We have presented the Multi-Modal Interactive Paint application which combines several unimodal input devices to present the user with a cohesive multi-modal interactive experience. As discussed previously the MIP application has the possibility of assisting children by helping psychologists develop psychological profiles and identify psychopathologies. MIP helps psychologists by providing an interactive painting experience for children with an intuitive form of input. By accepting that children are one of the targeted audiences MIP can prepare for interaction by more general audiences because children are a more difficult audience for multi-modal interaction because their level of cognitive development is vastly different from adults. There is an increased challenge because it is difficult to extract meaningful information modalities of touch and manual gestures when children interact with the application.

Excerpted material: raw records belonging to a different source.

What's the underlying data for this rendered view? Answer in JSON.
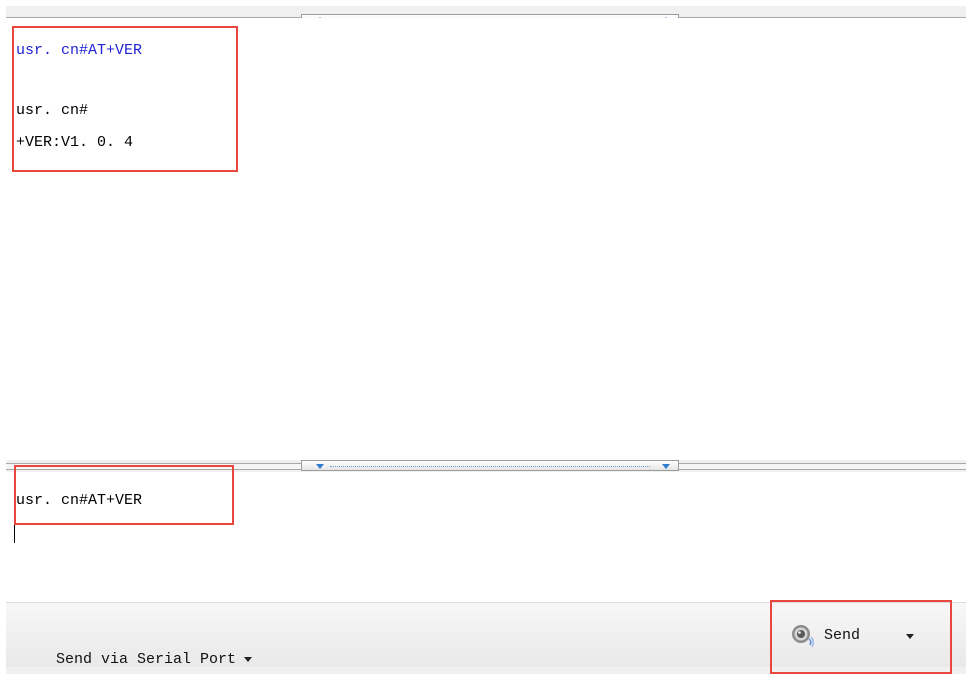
{
  "output": {
    "lines": [
      {
        "text": "usr. cn#AT+VER",
        "kind": "echo"
      },
      {
        "text": "usr. cn#",
        "kind": "response"
      },
      {
        "text": "+VER:V1. 0. 4",
        "kind": "response"
      }
    ]
  },
  "input": {
    "value": "usr. cn#AT+VER"
  },
  "toolbar": {
    "serial_label": "Send via Serial Port",
    "send_label": "Send"
  },
  "icons": {
    "splitter_top": "up-arrow-icon",
    "splitter_bottom": "down-arrow-icon",
    "send": "speaker-icon",
    "dropdown": "chevron-down-icon"
  },
  "colors": {
    "echo_text": "#2323d6",
    "highlight": "#e8463f",
    "splitter_arrow": "#2f7bd1"
  }
}
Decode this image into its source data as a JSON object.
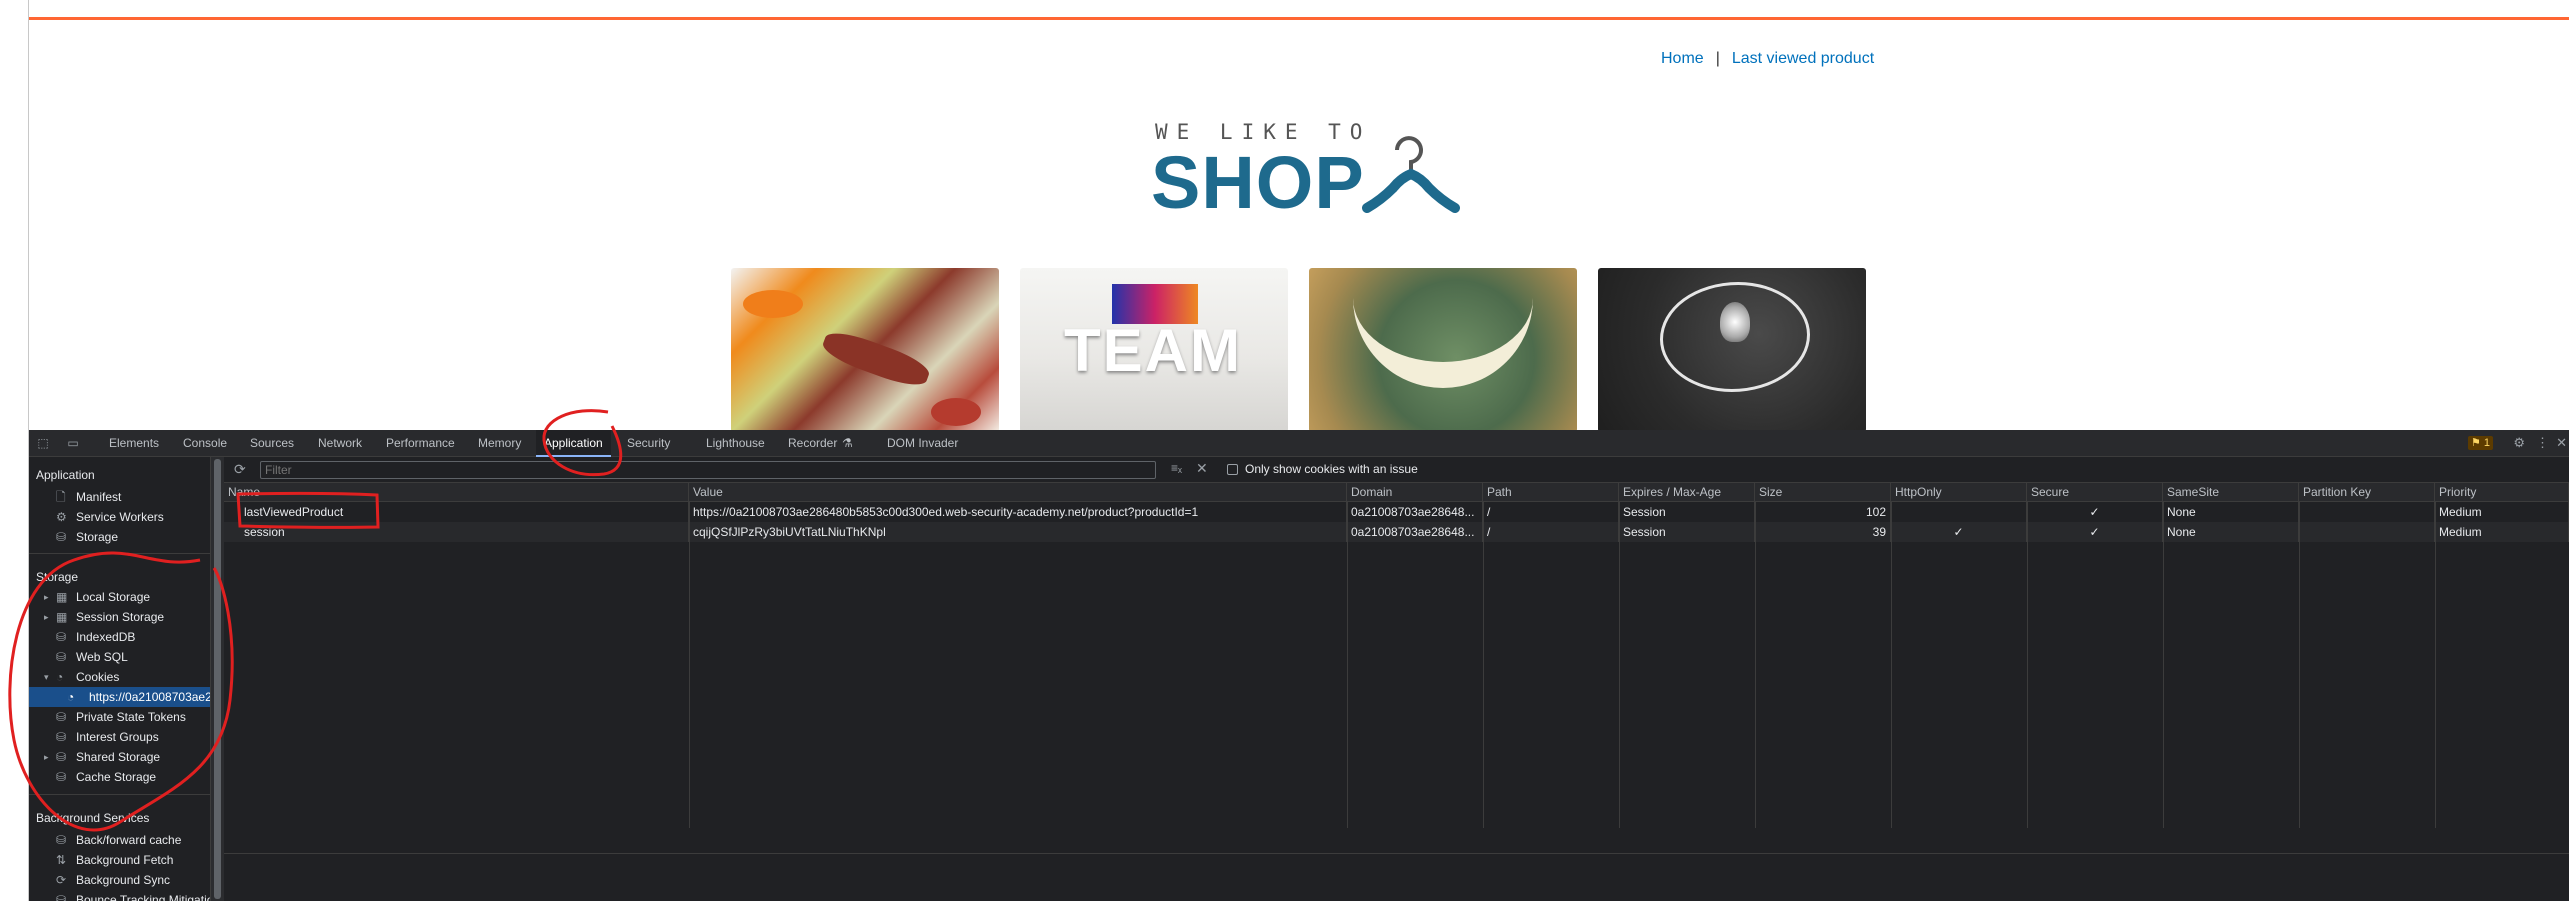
{
  "site": {
    "nav": {
      "home": "Home",
      "separator": "|",
      "last_viewed": "Last viewed product"
    },
    "logo": {
      "tagline": "WE LIKE TO",
      "title": "SHOP"
    },
    "products": [
      {
        "text": ""
      },
      {
        "text": "TEAM"
      },
      {
        "text": ""
      },
      {
        "text": ""
      }
    ]
  },
  "devtools": {
    "tabs": [
      "Elements",
      "Console",
      "Sources",
      "Network",
      "Performance",
      "Memory",
      "Application",
      "Security",
      "Lighthouse",
      "Recorder",
      "DOM Invader"
    ],
    "active_tab": "Application",
    "issues_badge": "1",
    "sidebar": {
      "application_header": "Application",
      "application_items": [
        {
          "label": "Manifest",
          "icon": "file-icon"
        },
        {
          "label": "Service Workers",
          "icon": "gear-icon"
        },
        {
          "label": "Storage",
          "icon": "database-icon"
        }
      ],
      "storage_header": "Storage",
      "storage_items": [
        {
          "label": "Local Storage",
          "icon": "table-icon",
          "arrow": "▸"
        },
        {
          "label": "Session Storage",
          "icon": "table-icon",
          "arrow": "▸"
        },
        {
          "label": "IndexedDB",
          "icon": "database-icon",
          "arrow": ""
        },
        {
          "label": "Web SQL",
          "icon": "database-icon",
          "arrow": ""
        },
        {
          "label": "Cookies",
          "icon": "cookie-icon",
          "arrow": "▾"
        },
        {
          "label": "https://0a21008703ae2",
          "icon": "cookie-icon",
          "arrow": ""
        },
        {
          "label": "Private State Tokens",
          "icon": "database-icon",
          "arrow": ""
        },
        {
          "label": "Interest Groups",
          "icon": "database-icon",
          "arrow": ""
        },
        {
          "label": "Shared Storage",
          "icon": "database-icon",
          "arrow": "▸"
        },
        {
          "label": "Cache Storage",
          "icon": "database-icon",
          "arrow": ""
        }
      ],
      "background_header": "Background Services",
      "background_items": [
        {
          "label": "Back/forward cache",
          "icon": "database-icon"
        },
        {
          "label": "Background Fetch",
          "icon": "fetch-icon"
        },
        {
          "label": "Background Sync",
          "icon": "sync-icon"
        },
        {
          "label": "Bounce Tracking Mitigatio",
          "icon": "database-icon"
        }
      ]
    },
    "toolbar": {
      "filter_placeholder": "Filter",
      "only_issues_label": "Only show cookies with an issue"
    },
    "cookies_table": {
      "columns": [
        "Name",
        "Value",
        "Domain",
        "Path",
        "Expires / Max-Age",
        "Size",
        "HttpOnly",
        "Secure",
        "SameSite",
        "Partition Key",
        "Priority"
      ],
      "rows": [
        [
          "lastViewedProduct",
          "https://0a21008703ae286480b5853c00d300ed.web-security-academy.net/product?productId=1",
          "0a21008703ae28648...",
          "/",
          "Session",
          "102",
          "",
          "✓",
          "None",
          "",
          "Medium"
        ],
        [
          "session",
          "cqijQSfJlPzRy3biUVtTatLNiuThKNpl",
          "0a21008703ae28648...",
          "/",
          "Session",
          "39",
          "✓",
          "✓",
          "None",
          "",
          "Medium"
        ]
      ]
    }
  },
  "colors": {
    "accent_orange": "#ff6633",
    "brand_blue": "#1e6a8d",
    "annotation_red": "#e02020"
  }
}
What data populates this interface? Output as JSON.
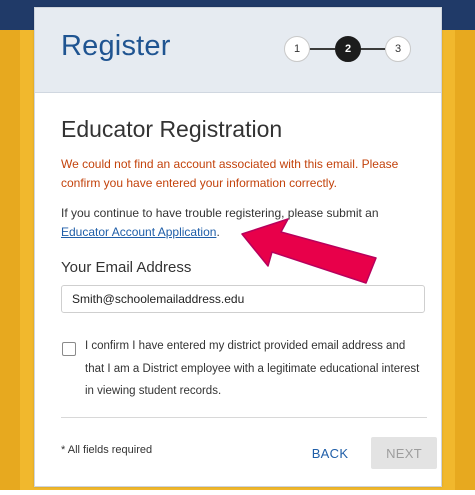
{
  "header": {
    "title": "Register",
    "steps": [
      "1",
      "2",
      "3"
    ],
    "active_step": 2
  },
  "form": {
    "heading": "Educator Registration",
    "error_message": "We could not find an account associated with this email. Please confirm you have entered your information correctly.",
    "help_text": "If you continue to have trouble registering, please submit an",
    "help_link": "Educator Account Application",
    "help_suffix": ".",
    "email_label": "Your Email Address",
    "email_value": "Smith@schoolemailaddress.edu",
    "confirm_text": "I confirm I have entered my district provided email address and that I am a District employee with a legitimate educational interest in viewing student records.",
    "confirm_checked": false,
    "required_note": "* All fields required",
    "back_label": "BACK",
    "next_label": "NEXT"
  },
  "colors": {
    "brand_blue": "#1f5491",
    "error_orange": "#c3430c",
    "link_blue": "#1f5ea8",
    "background_gold": "#f1b82d",
    "background_navy": "#203a68",
    "annotation_arrow": "#e8004a"
  },
  "icons": [
    "checkbox-icon",
    "annotation-arrow-icon"
  ]
}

We have also identified software design and research problems for multi-modal interaction with our painting application. The simplest among these for others to test when designing software is the paper prototyping as the tools for doing so are widely available across the globe. This rapid and iterative process should have the capability to provide improved multi-modal interactions as it helps developers consider their ideas in a more tangible medium. The problem with IR cameras that we identified should allow other developers to avoid similar mistakes by avoiding multiple IR cameras and instead sticking to a single IR camera, such as the Leap Motion. While this may be a well-known problem, it is imperative to keep it in mind when developing multi-modal technologies with IR cameras. In particular, the need for non-IR cameras are critical in multi-modal interaction. One of the most intriguing research problems we have identified is finding the most appropriate combination of input device responsibility. A finer tuned set of responsibilities will enhance user interaction.

6.1 Future Directions

Future work includes addressing essential questions, such as the mode-switching of devices, how devices interact with each other, and the best approach for user interfaces when dealing with multi-modal applications. Our highest priority is to conduct formal user studies to identify any issues with the interaction in MIP further and record notable observations to drive an more intuitive form of interaction. Formal studies will be conducted similarly to other OpenHID studies such as those found in CircGR [9] The next version of an improved MIP is at https://goo.gl/3oxWv0. In the next version of MIP, we shall improve the user interface of the application. Also, we shall expand the list of input devices to include the Microsoft Kinect, MicroChip 3D multi-touch, active pen and motion sensors. Furthermore, the use of more stereo-vision (i.e., without IR technology) is critical. Another intriguing avenue of exploration is exploiting the vocal modality as discussed in [2] it is a commonly utilized modality that leads to natural and intuitive interaction. Techniques can be adapted from Adler et al. where the ASSIST system is defined in detail and enables natural conversation with the system [10]. This modality is significant as it can allow users with disabilities to benefit from the multi-modal interaction if other modalities are unavailable.